A few days ago, the husband and I were having an argument. An overdone, banal squabble. I am not even sure I could label it as a tiff, since I had pulled a long face and was listing out my woes in a self-pitying voice while he just sat there stone-faced, staring at 'Bigg Boss'. This by itself became a matter of contention since "I hardly get the remote and am forced to gulp in football, cricket and reality shows (in that order) day and night, don't you ever wonder what I might like? Etc etc etc". (Well, I admit that I don't actually absolutely loathe them, especially the reality show bit, but during a fight, you have to hate whatever the other person likes, otherwise there isn't any fun.
But the argument had turned into a monologue -- mine -- and I just could not drag it any further and dropped it, for a while. My husband is an expert in this field. He offers no resistance, either sinking into a deadly silence which will make you cower and ultimately give in, or making the hurt-puppy face that will make you feel excessively guilty and, as you have guessed rightly, give in.
I may lose my calm every time I make tea and he snores away, or I hang clothes out to dry and he sits with a chilled beer, or I drop my office bag to rush into the kitchen and he sits watching movies on his laptop. But it never boils to a juicy, violent, lashing-out-with-words kind of a fight.
That particular day, I was losing my patience. We are a married couple. So where were the typical married couple arguments? If he doesn't shout back, how can I shout louder and get my point across? Seething and frustrated, I said something very mean to him, and ouch, did that hurt or what? He looked up at me with liquid eyes, wondering what he had done (if he had asked me I would have said NOT done, like the million tasks at home and outside that he doesn't share) to draw such a reaction from the otherwise usually okay wife.
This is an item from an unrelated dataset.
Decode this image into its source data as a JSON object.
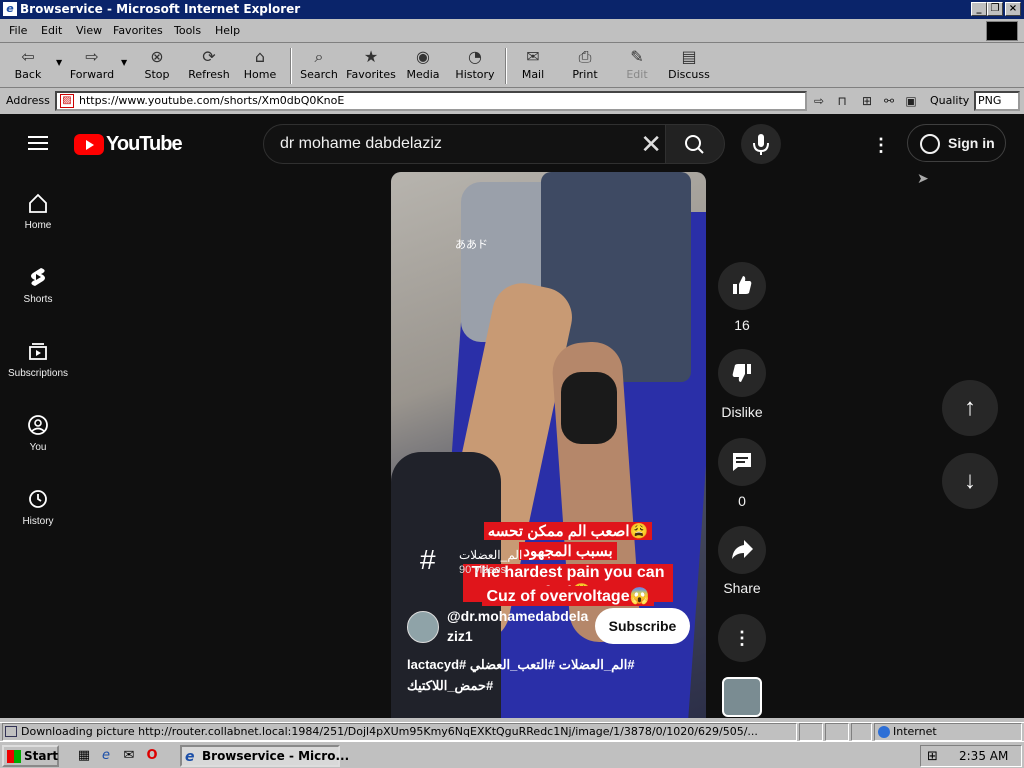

He looked lost, not knowing where exactly he had gone wrong. He looked sorry, guilty, but without a clue about his crime. "I will do what you say." And then my heart melted. It's not his fault really. It's just the way he has always been taught to look at things, to be a man. He actually has been doing what has been told to him. He was told that it's okay to be a boy forever, to be loved, pampered, looked after. His job was just to be. There's a species called the woman whose job was to see to it that the machinery keeps running, that the clogs never get stuck, that the food mysteriously appears on the table on time, that his dirty laundry suddenly shines, that when the tea gets cold a steaming cup arrives in its place. The only hitch is, the story in his book of life reads very different from mine. Well, I'll help him rework and rewrite it. Slowly, but surely.